The Cable Guy

Ben Stiller, U.S.A, 1996, 91 min

Si on vous dit que quelque part dans le temps se trouve un film d’Horreur réalisé par Ben Stiller, avec Jim Carrey et Matthew Broderick dans les rôles titres, pourriez-vous y croire ? Et bien, ce métrage existe bien, il s’appelle « The Cable Guy » et il est sorti en 1996. Jim Carrey se trouvait alors au sommet de la gloire (il est le premier acteur à avoir négocié un salaire de 20 millions de dollars… Pour ce film…). Alors oui, c’est avant tout une comédie, vendue comme telle, avec des comédiens et comédiennes œuvrant surtout dans ce genre. Mais à y regarder de plus près, lorsque l’on gratte un petit peu, ce que propose Ben Stiller n’est rien de moins qu’un film d’horreur psychologique, avec un psycho killer terrifiant et une intrigue cauchemardesque.

Matthew Broderick et Jim Carrey dans The Cable Guy
L’imagerie cinématographique du psycho-killer, par excellence

Avec sa réputation peu flatteuse, ce n’est pas vraiment l’œuvre la plus citée de Ben Stiller ou la plus acclamée de Jim Carrey. Quant à Matthew Broderick, il tentait ici de sauver ce qu’il restait de sa carrière de teen star des années 1980. C’est un film qui est souvent mal compris, puisque l’orientation qu’il prend n’apparaît en effet pas très claire. C’est une comédie particulièrement sombre qui rigole avec des situations qui ont davantage leur place dans un cauchemar. Si cela lui a souvent été reproché, c’est légèrement paradoxal, car c’est exactement comme ça que le film doit être appréhendé, telle une comédie cauchemardesque… Et vu comme tel, il se révèle absolument efficace et même un peu jouissif.

Le type du câble, un ami qui vous veut du bien

La force principale de « The Cable Guy » réside dans son scénario qui, en plus d’offrir moult situations, sied à merveille au talent de Jim Carrey. Il permet de plonger les spectateurices dans un univers parfaitement codifié, les entraînant peu à peu dans le fond de la folie de son protagoniste. De bout en bout, que ce soit le récit ou l’évolution des personnages, tout est maîtrisé, au point que le métrage se retrouve être une excellente comédie, drôle et au timing impeccable. C’est aussi un film d’Horreur des plus terrifiants, sans artifice lié au genre, juste l’utilisation des conventions inhérentes. Sur les deux tableaux, c’est une réussite.

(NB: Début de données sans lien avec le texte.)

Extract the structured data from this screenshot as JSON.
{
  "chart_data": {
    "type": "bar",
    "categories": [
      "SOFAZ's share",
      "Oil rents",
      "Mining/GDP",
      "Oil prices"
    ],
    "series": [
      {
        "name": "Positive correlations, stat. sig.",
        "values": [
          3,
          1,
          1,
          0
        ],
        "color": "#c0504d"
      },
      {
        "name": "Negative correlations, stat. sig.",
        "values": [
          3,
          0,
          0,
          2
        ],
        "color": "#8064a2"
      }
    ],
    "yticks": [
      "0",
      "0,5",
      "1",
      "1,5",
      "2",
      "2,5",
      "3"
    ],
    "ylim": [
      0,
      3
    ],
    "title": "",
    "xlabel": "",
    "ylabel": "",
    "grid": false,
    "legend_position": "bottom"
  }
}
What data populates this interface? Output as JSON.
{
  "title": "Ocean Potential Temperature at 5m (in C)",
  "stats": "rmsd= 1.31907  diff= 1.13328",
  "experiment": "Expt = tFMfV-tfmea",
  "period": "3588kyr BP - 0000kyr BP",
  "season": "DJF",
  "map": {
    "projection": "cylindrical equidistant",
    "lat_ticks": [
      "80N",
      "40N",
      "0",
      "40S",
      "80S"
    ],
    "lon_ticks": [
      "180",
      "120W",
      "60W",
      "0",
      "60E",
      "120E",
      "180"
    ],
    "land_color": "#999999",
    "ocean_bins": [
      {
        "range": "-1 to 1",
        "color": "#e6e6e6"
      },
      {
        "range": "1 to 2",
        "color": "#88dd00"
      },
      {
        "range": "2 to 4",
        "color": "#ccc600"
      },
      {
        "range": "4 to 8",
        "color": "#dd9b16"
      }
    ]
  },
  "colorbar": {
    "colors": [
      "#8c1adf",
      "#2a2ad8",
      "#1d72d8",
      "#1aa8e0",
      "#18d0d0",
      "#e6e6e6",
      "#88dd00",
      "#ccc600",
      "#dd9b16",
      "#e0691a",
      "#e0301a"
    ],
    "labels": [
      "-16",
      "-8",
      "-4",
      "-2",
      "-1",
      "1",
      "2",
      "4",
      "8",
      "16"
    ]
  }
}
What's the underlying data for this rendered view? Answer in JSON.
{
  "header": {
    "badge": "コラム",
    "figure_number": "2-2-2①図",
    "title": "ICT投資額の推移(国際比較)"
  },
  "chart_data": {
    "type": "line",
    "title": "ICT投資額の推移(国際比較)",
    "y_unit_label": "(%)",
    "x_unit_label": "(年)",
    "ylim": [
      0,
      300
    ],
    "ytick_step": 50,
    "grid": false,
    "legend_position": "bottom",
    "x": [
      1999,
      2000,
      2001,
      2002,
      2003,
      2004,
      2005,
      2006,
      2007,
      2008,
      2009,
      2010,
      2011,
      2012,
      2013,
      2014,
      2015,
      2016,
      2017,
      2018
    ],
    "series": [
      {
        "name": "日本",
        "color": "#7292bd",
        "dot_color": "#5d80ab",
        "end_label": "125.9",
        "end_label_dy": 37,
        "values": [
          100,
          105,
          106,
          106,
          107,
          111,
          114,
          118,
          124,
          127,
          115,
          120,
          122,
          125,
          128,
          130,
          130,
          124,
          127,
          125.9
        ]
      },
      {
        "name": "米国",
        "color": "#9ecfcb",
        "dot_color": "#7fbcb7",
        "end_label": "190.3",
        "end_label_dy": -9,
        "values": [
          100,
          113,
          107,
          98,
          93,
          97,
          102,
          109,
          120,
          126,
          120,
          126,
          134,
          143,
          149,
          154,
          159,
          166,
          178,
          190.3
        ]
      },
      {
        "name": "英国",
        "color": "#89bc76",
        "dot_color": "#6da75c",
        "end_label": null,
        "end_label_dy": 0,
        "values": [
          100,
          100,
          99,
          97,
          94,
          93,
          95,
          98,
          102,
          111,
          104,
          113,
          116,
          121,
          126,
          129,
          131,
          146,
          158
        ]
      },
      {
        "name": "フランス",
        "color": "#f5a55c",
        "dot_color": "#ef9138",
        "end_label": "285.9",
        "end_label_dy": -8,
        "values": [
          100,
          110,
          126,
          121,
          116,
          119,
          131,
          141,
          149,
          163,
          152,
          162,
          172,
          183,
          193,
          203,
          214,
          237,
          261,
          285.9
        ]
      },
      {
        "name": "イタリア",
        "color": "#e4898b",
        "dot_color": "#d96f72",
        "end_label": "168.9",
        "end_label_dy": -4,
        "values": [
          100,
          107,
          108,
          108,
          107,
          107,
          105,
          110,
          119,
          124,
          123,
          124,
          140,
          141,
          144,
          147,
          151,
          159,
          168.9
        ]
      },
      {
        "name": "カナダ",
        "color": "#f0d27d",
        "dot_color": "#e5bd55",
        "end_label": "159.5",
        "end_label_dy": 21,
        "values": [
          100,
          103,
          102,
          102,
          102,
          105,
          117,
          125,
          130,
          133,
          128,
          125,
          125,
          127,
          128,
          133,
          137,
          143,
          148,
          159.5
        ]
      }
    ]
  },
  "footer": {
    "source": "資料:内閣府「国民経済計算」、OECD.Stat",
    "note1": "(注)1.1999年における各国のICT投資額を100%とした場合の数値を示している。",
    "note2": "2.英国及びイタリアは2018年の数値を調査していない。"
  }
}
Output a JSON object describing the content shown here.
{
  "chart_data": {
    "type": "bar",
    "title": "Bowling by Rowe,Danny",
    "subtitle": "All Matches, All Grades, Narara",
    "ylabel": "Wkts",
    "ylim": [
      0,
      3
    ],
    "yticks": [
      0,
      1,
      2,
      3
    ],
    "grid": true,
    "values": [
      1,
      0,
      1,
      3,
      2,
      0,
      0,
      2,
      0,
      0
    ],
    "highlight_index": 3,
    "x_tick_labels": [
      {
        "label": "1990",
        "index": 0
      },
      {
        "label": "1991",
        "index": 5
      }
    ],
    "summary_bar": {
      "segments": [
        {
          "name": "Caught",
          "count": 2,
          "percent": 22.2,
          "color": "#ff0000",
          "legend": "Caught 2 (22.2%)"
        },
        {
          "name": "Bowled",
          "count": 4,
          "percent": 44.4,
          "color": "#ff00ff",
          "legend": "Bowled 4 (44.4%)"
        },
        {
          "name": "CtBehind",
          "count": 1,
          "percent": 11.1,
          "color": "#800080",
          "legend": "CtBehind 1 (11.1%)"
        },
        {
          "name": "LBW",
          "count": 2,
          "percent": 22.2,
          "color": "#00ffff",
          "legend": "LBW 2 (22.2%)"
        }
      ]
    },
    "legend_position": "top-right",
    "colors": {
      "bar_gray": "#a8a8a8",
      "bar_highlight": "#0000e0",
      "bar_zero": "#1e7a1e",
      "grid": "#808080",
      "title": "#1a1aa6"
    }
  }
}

Jim Carrey dans The Cable Guy
« Here’s Johnny !! »

Depuis des décennies maintenant, nous avons eu affaire à toute sorte de psychopathes au cinéma. Mais il y en a un qui revient régulièrement, qui peut être autant un homme ou une femme, et qui envie votre existence. Il n’a rien de particulier comme ça, il semble un minimum intégré, il est sympa, toujours prêt à rendre service quand il faut, et présent lorsque sa présence est requise, ou non. Mais au fin fond de la psyché de cette personne, il y a quelque chose qui ne tourne pas rond. Il ne souhaite pas seulement devenir votre ami, votre confident ou votre double, il veut être vous. Il réclame votre vie, votre quotidien et tout ce qu’il s’y trouve. Malheureusement, avant de réaliser les méfaits de cet individu, il est déjà trop tard, et c’est là toute l’horreur de « The Cable Guy ».

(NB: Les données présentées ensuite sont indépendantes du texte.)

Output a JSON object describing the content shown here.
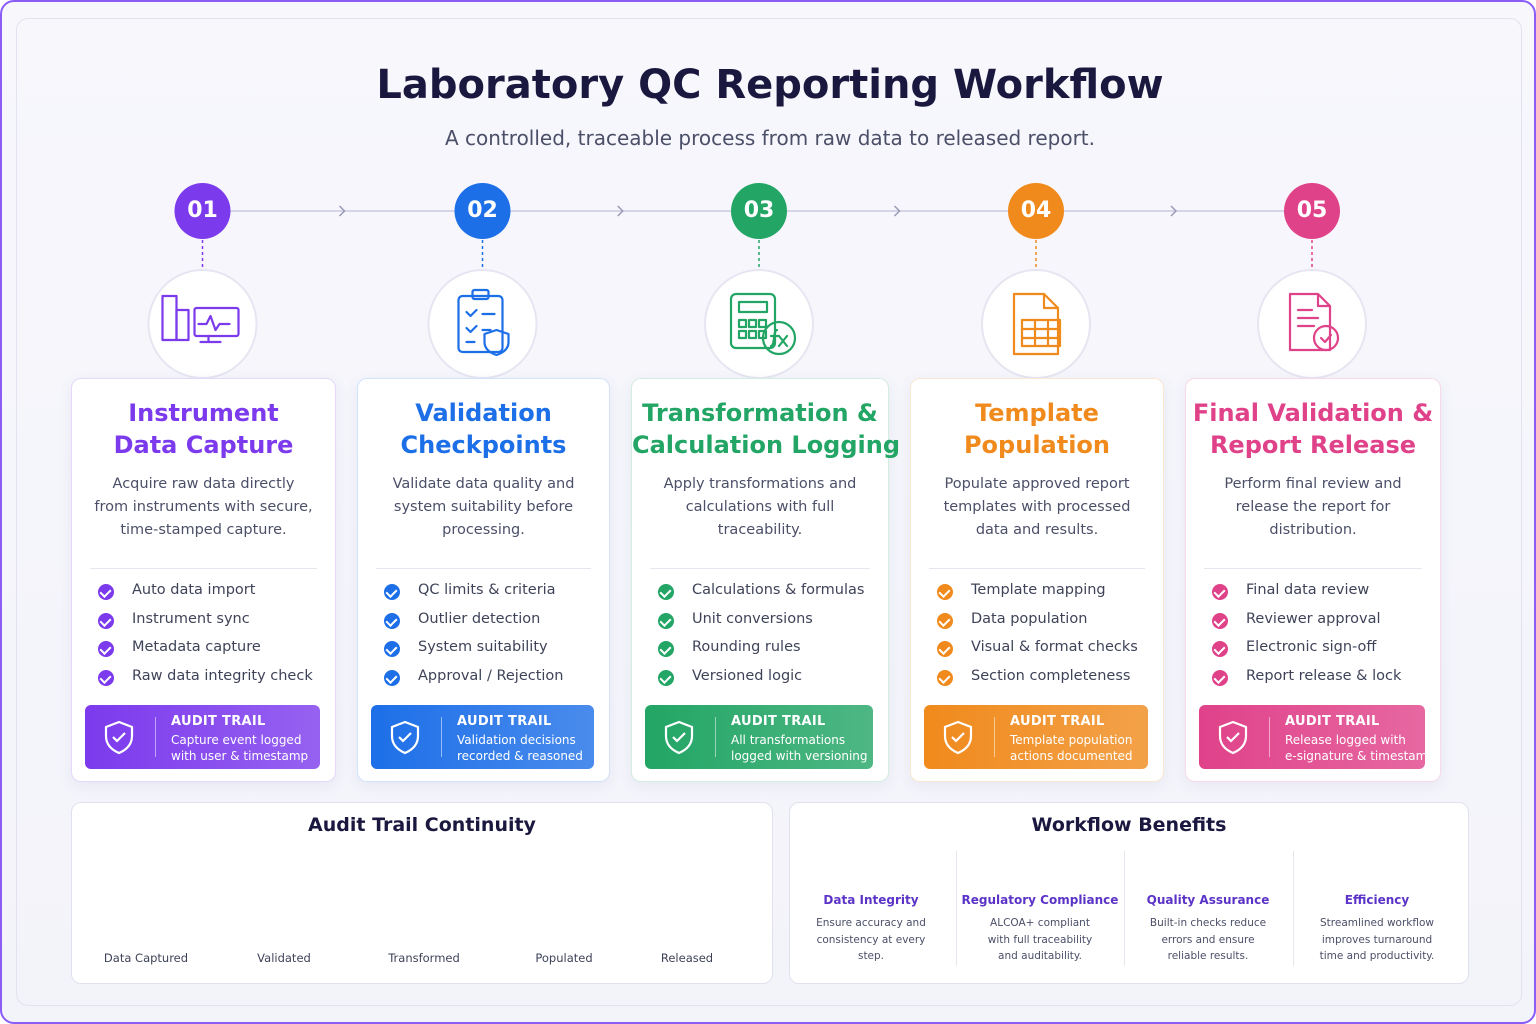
{
  "header": {
    "title": "Laboratory QC Reporting Workflow",
    "subtitle": "A controlled, traceable process from raw data to released report."
  },
  "steps": [
    {
      "number": "01",
      "color": "#7c3aed",
      "title_lines": [
        "Instrument",
        "Data Capture"
      ],
      "description": "Acquire raw data directly from instruments with secure, time-stamped capture.",
      "checks": [
        "Auto data import",
        "Instrument sync",
        "Metadata capture",
        "Raw data integrity check"
      ],
      "audit": {
        "label": "AUDIT TRAIL",
        "lines": [
          "Capture event logged",
          "with user & timestamp"
        ]
      }
    },
    {
      "number": "02",
      "color": "#1d6fe8",
      "title_lines": [
        "Validation",
        "Checkpoints"
      ],
      "description": "Validate data quality and system suitability before processing.",
      "checks": [
        "QC limits & criteria",
        "Outlier detection",
        "System suitability",
        "Approval / Rejection"
      ],
      "audit": {
        "label": "AUDIT TRAIL",
        "lines": [
          "Validation decisions",
          "recorded & reasoned"
        ]
      }
    },
    {
      "number": "03",
      "color": "#22a565",
      "title_lines": [
        "Transformation &",
        "Calculation Logging"
      ],
      "description": "Apply transformations and calculations with full traceability.",
      "checks": [
        "Calculations & formulas",
        "Unit conversions",
        "Rounding rules",
        "Versioned logic"
      ],
      "audit": {
        "label": "AUDIT TRAIL",
        "lines": [
          "All transformations",
          "logged with versioning"
        ]
      }
    },
    {
      "number": "04",
      "color": "#f08a1c",
      "title_lines": [
        "Template",
        "Population"
      ],
      "description": "Populate approved report templates with processed data and results.",
      "checks": [
        "Template mapping",
        "Data population",
        "Visual & format checks",
        "Section completeness"
      ],
      "audit": {
        "label": "AUDIT TRAIL",
        "lines": [
          "Template population",
          "actions documented"
        ]
      }
    },
    {
      "number": "05",
      "color": "#e0428a",
      "title_lines": [
        "Final Validation &",
        "Report Release"
      ],
      "description": "Perform final review and release the report for distribution.",
      "checks": [
        "Final data review",
        "Reviewer approval",
        "Electronic sign-off",
        "Report release & lock"
      ],
      "audit": {
        "label": "AUDIT TRAIL",
        "lines": [
          "Release logged with",
          "e-signature & timestamp"
        ]
      }
    }
  ],
  "continuity": {
    "title": "Audit Trail Continuity",
    "stages": [
      "Data Captured",
      "Validated",
      "Transformed",
      "Populated",
      "Released"
    ]
  },
  "benefits": {
    "title": "Workflow Benefits",
    "items": [
      {
        "title": "Data Integrity",
        "lines": [
          "Ensure accuracy and",
          "consistency at every",
          "step."
        ]
      },
      {
        "title": "Regulatory Compliance",
        "lines": [
          "ALCOA+ compliant",
          "with full traceability",
          "and auditability."
        ]
      },
      {
        "title": "Quality Assurance",
        "lines": [
          "Built-in checks reduce",
          "errors and ensure",
          "reliable results."
        ]
      },
      {
        "title": "Efficiency",
        "lines": [
          "Streamlined workflow",
          "improves turnaround",
          "time and productivity."
        ]
      }
    ]
  }
}
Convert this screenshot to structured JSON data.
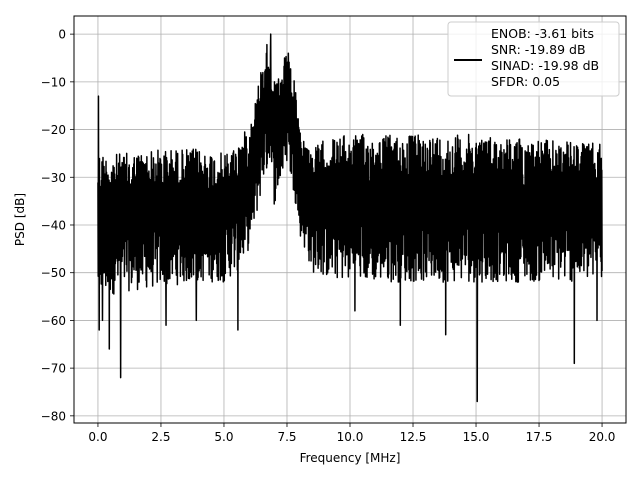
{
  "chart_data": {
    "type": "line",
    "title": "",
    "xlabel": "Frequency [MHz]",
    "ylabel": "PSD [dB]",
    "xlim": [
      -0.95,
      20.95
    ],
    "ylim": [
      -81.5,
      3.8
    ],
    "xticks": [
      0.0,
      2.5,
      5.0,
      7.5,
      10.0,
      12.5,
      15.0,
      17.5,
      20.0
    ],
    "xtick_labels": [
      "0.0",
      "2.5",
      "5.0",
      "7.5",
      "10.0",
      "12.5",
      "15.0",
      "17.5",
      "20.0"
    ],
    "yticks": [
      0,
      -10,
      -20,
      -30,
      -40,
      -50,
      -60,
      -70,
      -80
    ],
    "ytick_labels": [
      "0",
      "−10",
      "−20",
      "−30",
      "−40",
      "−50",
      "−60",
      "−70",
      "−80"
    ],
    "grid": true,
    "legend": {
      "placement": "top-right",
      "lines": [
        "ENOB: -3.61 bits",
        "SNR: -19.89 dB",
        "SINAD: -19.98 dB",
        "SFDR: 0.05"
      ]
    },
    "series": [
      {
        "color": "#000000",
        "points": 2000,
        "envelope": {
          "x": [
            0.0,
            0.3,
            1.0,
            2.5,
            4.0,
            5.0,
            5.5,
            6.0,
            6.3,
            6.6,
            6.8,
            7.0,
            7.2,
            7.5,
            7.8,
            8.0,
            8.5,
            9.0,
            10.0,
            12.5,
            15.0,
            17.5,
            20.0
          ],
          "upper": [
            -24,
            -25,
            -25,
            -24,
            -24,
            -25,
            -23,
            -19,
            -12,
            -3,
            0,
            -10,
            -9,
            -4,
            -10,
            -20,
            -24,
            -22,
            -21,
            -21,
            -21,
            -22,
            -23
          ],
          "lower": [
            -55,
            -55,
            -54,
            -53,
            -52,
            -52,
            -50,
            -45,
            -38,
            -30,
            -28,
            -36,
            -32,
            -27,
            -34,
            -42,
            -50,
            -51,
            -52,
            -52,
            -52,
            -52,
            -52
          ]
        },
        "spikes": [
          [
            0.02,
            -13
          ],
          [
            0.05,
            -62
          ],
          [
            0.18,
            -60
          ],
          [
            0.45,
            -66
          ],
          [
            0.9,
            -72
          ],
          [
            2.7,
            -61
          ],
          [
            3.9,
            -60
          ],
          [
            5.55,
            -62
          ],
          [
            6.4,
            -28
          ],
          [
            6.85,
            0
          ],
          [
            7.4,
            -5
          ],
          [
            7.55,
            -4
          ],
          [
            10.2,
            -58
          ],
          [
            12.0,
            -61
          ],
          [
            13.8,
            -63
          ],
          [
            15.05,
            -77
          ],
          [
            18.9,
            -69
          ],
          [
            19.8,
            -60
          ]
        ]
      }
    ]
  }
}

Une vraie comédie noire, comme l’âme du Cable Guy

Jamais Ben Stiller n’essaye de comprendre ou de psychologiser le personnage interprété par Jim Carrey. Ce n’est pas l’objectif du film, qui évite toute dramatisation dès que le piège se tend, afin de rester sur les rails de la Comédie et de l’Horreur. Il offre simplement un rôle bigger than life à Jim Carrey, qui a visiblement reçu la directive de pouvoir livrer la performance qu’il désirait, tellement par moment ça va trop loin. Et puis il y a tout l’arrière-plan avec une galerie de personnalités qui semblent le trouver tout à fait normal. Ils doutent même davantage du personnage de Matthew Broderick, qui en plus de ne rien demander à personne, essaye juste de s’extraire d’une relation toxique.

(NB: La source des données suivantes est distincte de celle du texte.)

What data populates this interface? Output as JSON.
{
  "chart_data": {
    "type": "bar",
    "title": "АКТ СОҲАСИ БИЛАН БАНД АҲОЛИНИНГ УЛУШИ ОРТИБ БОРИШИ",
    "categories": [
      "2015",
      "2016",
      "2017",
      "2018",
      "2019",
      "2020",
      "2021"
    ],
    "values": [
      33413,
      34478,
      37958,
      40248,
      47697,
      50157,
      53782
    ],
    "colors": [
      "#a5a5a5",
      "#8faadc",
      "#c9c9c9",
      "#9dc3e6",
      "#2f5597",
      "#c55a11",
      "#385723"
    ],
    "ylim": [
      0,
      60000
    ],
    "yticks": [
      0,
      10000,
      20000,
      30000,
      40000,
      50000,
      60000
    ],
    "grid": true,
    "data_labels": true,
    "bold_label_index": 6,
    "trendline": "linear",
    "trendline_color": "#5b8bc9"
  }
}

Matthew Broderick et Jim Carrey dans The Cable Guy
Rompons sous la pluie

Par le biais de la comédie, « The Cable Guy » permet d’approfondir plusieurs thématiques qui apparaissent parfois profondes, comme la maltraitance parentale, la solitude, la phobie sociale, et le rejet de la différence dans un monde ultra-uniformisé… Il y a ainsi des questions de fond que le métrage aborde sans complexe, mais toujours de manière légèrement détournée, pour provoquer le rire ou le frisson. C’est là que ça fonctionne le mieux, car Comédie et Horreur correspondent à deux genres qui permettent de dépeindre avec acidité une société dans un temps bien précis, en pointant tout ce qui ne va pas. Cela sert à appuyer soit l’absurdité de l’ensemble et en rire, soit pour en montrer toute l’horreur et créer le malaise. Mais le mieux, c’est qu’à bientôt 30 ans, il parle toujours aussi bien de notre monde, peut-être même avec plus de pertinence qu’en 1996, ce qui fait un peu peur.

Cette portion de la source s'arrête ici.